Di diverso avviso il MUR che, costituitosi in giudizio, eccepiva, tra l’altro, che “la lettura dei giudizi predisposti dai commissari consentirebbe di evincere chiaramente come la valutazione negativa sia dipesa da una produzione scientifica considerata scarsamente originale e innovativa, di qualità insufficiente ai fini del conseguimento dell’abilitazione per la II fascia di docenza”.

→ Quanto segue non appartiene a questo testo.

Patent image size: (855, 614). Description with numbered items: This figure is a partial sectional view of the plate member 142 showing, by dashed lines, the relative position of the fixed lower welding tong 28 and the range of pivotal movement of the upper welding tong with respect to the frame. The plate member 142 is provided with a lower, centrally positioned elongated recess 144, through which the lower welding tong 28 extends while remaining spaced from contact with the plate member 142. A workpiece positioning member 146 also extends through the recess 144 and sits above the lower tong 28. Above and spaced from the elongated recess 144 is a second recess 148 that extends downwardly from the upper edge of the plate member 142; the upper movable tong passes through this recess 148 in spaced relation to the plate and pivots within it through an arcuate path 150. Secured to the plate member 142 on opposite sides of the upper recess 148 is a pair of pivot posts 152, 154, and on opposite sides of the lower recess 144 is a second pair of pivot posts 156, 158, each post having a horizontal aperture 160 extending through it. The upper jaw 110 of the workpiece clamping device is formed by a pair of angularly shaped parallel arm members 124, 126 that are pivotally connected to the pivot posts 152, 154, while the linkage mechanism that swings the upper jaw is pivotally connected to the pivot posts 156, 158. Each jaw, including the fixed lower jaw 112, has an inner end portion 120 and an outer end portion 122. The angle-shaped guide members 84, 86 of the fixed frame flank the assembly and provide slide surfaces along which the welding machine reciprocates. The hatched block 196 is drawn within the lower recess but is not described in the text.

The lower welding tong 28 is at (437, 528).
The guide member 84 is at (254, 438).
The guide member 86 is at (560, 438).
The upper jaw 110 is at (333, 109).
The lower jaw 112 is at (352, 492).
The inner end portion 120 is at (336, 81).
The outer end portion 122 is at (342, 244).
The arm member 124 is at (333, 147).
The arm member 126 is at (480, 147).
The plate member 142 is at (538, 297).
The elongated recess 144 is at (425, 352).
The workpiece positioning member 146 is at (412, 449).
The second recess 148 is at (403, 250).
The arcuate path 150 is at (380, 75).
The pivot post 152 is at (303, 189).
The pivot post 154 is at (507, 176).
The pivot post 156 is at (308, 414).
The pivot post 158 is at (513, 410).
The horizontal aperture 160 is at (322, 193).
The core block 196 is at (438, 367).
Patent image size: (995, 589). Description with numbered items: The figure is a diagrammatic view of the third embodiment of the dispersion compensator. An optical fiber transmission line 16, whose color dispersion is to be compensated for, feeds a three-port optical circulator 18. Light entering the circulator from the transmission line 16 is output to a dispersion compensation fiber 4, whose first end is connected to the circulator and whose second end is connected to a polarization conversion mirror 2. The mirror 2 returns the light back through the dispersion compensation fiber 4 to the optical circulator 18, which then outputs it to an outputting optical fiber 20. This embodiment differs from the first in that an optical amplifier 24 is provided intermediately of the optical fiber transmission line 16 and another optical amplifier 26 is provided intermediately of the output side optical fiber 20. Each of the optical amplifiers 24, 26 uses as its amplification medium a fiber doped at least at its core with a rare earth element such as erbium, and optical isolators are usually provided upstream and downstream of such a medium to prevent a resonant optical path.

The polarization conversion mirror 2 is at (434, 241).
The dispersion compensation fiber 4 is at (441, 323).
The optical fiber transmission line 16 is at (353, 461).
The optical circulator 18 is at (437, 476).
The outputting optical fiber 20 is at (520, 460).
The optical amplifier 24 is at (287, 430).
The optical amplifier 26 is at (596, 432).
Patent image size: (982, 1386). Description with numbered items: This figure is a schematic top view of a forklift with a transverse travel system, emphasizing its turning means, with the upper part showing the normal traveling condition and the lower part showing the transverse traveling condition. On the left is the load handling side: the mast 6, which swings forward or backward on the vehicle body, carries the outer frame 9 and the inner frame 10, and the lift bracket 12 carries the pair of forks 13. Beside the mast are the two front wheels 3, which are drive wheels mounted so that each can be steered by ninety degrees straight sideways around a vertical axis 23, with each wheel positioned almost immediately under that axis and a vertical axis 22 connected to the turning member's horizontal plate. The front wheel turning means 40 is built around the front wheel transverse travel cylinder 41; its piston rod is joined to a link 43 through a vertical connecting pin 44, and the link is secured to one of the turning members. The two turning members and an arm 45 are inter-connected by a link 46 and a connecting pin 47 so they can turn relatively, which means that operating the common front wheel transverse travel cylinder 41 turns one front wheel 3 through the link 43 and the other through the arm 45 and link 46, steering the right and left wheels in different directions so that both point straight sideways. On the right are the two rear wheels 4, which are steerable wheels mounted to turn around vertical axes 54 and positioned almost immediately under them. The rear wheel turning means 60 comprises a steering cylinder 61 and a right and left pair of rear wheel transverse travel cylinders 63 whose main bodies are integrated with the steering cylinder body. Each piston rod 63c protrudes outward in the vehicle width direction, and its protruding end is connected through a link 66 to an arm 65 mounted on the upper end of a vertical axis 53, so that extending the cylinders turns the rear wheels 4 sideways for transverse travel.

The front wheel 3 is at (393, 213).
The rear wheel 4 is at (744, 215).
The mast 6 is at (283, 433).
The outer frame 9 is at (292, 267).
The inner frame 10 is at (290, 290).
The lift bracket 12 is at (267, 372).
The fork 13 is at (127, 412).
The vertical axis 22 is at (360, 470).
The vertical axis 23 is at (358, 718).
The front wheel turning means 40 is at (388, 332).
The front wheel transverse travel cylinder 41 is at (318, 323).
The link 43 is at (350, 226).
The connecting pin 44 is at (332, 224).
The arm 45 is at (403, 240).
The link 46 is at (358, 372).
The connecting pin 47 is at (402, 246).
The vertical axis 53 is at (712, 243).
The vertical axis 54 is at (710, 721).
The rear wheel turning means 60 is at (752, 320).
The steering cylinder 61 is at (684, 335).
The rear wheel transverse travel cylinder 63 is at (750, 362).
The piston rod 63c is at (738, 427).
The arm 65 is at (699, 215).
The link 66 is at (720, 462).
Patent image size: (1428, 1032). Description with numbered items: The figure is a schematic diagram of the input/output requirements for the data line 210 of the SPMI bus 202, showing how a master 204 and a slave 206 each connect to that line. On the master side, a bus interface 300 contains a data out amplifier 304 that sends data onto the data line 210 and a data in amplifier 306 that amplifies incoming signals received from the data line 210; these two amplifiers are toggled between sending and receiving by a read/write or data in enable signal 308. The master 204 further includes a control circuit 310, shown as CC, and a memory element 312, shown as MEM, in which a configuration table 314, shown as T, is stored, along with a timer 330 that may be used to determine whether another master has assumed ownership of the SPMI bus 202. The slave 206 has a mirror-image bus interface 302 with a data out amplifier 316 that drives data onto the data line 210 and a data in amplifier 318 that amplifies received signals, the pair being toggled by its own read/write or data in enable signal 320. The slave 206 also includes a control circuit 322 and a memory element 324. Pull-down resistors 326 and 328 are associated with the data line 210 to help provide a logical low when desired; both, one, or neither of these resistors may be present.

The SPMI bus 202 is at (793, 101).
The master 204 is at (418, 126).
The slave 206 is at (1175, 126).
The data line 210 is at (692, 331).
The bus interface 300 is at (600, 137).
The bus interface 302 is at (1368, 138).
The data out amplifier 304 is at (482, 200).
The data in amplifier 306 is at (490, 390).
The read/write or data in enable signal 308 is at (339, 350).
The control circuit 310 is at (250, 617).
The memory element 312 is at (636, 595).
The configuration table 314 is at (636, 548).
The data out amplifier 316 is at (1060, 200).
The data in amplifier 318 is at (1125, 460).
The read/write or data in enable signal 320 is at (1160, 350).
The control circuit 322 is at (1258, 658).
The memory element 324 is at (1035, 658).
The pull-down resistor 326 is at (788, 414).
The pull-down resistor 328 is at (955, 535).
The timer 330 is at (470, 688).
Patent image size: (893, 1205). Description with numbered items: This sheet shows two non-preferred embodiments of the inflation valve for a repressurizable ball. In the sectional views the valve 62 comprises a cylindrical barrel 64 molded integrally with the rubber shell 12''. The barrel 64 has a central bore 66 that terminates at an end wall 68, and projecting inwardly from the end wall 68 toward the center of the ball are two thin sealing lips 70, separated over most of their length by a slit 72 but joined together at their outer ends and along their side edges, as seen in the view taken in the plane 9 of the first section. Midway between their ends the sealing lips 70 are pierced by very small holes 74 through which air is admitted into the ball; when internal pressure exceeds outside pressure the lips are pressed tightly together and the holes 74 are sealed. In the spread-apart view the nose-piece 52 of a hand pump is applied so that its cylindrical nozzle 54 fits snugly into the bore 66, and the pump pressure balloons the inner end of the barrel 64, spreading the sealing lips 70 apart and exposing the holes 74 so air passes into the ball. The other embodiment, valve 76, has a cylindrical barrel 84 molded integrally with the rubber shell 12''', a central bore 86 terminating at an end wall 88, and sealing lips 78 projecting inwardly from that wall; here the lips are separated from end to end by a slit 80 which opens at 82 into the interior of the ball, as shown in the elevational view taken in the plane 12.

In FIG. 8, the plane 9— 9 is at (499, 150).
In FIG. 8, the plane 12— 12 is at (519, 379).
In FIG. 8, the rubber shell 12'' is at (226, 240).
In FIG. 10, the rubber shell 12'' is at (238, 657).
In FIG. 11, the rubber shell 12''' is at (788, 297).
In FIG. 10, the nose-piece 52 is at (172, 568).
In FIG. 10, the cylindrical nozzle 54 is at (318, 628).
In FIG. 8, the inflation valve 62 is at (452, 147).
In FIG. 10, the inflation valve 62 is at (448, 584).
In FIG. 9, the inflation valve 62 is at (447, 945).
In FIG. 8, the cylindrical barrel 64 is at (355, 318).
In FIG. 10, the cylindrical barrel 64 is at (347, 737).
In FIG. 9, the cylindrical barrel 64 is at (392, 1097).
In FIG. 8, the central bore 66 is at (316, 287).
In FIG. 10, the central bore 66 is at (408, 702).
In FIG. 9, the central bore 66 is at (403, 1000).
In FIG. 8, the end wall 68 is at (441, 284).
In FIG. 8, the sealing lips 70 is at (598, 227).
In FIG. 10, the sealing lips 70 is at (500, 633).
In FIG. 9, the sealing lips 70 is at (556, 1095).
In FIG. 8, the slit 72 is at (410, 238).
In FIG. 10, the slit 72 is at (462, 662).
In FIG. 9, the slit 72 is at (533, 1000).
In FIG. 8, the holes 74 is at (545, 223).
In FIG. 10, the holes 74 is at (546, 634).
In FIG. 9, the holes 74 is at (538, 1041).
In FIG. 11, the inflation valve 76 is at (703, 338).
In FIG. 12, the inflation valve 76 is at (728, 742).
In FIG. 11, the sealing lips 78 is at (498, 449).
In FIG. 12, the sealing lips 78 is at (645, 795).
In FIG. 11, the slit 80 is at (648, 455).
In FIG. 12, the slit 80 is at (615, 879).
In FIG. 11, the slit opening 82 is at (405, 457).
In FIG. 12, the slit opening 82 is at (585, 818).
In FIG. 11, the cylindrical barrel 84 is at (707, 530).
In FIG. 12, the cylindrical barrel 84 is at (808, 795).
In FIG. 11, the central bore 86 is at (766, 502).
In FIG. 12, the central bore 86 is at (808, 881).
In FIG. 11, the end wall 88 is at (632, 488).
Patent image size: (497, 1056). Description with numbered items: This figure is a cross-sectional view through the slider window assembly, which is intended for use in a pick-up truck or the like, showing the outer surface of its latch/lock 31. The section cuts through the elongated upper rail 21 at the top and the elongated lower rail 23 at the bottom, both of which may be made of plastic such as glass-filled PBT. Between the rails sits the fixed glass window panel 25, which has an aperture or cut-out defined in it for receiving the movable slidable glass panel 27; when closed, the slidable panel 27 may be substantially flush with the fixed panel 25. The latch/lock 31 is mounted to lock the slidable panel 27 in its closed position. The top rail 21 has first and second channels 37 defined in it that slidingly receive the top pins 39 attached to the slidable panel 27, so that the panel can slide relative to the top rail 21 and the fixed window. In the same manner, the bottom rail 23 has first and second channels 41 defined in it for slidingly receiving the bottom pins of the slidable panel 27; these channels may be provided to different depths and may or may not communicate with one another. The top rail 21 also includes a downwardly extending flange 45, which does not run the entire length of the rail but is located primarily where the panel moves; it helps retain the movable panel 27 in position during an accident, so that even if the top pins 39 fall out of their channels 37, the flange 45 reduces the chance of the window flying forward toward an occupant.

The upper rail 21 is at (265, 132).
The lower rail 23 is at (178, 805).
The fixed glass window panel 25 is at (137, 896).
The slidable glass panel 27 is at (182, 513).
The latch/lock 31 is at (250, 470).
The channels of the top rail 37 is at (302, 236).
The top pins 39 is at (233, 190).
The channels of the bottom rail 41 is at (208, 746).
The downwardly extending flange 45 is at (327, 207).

Per i giudici del Tar del Lazio, “la motivazione testuale risultante dagli atti depositati (sia pure alla luce delle difese articolate dell’Amministrazione), non consente di evincere per quale ragione si sia ritenuto che i contributi offerti fossero privi di originalità, rigore metodologico ed innovatività; anzi, l’esito di non abilitazione scaturisce da principi non ricondotti organicamente ad una critica esplicita di quei contenuti che si assumono inadeguati ed insufficienti (così che viene meno la dimensione pubblica di trasparenza del percorso motivazionale, non essendo dati i contenuti specialistici che si assumono insufficienti, ma essendo noto solamente quest’ultimo esito), così che la motivazione collegiale ed i singoli giudizi che essa si sforza di riassumere, non rendono comprensibile sulla base di quale presupposto di fatto sia stato formulato il giudizio di valore [...]”.
In conclusione, ricorso accolto, “con conseguente annullamento del provvedimento impugnato, in relazione alla parte oggetto di censura, e riesame della domanda di abilitazione da parte di una commissione in diversa composizione […] con la prescrizione che i (nuovi) Commissari - ferme le valutazioni già svolte per i titoli dei quali sia stata già positivamente riconosciuta la rilevanza - dovranno rivalutare esclusivamente le pubblicazioni presentate, tenuto conto dei suindicati rilievi del Collegio”.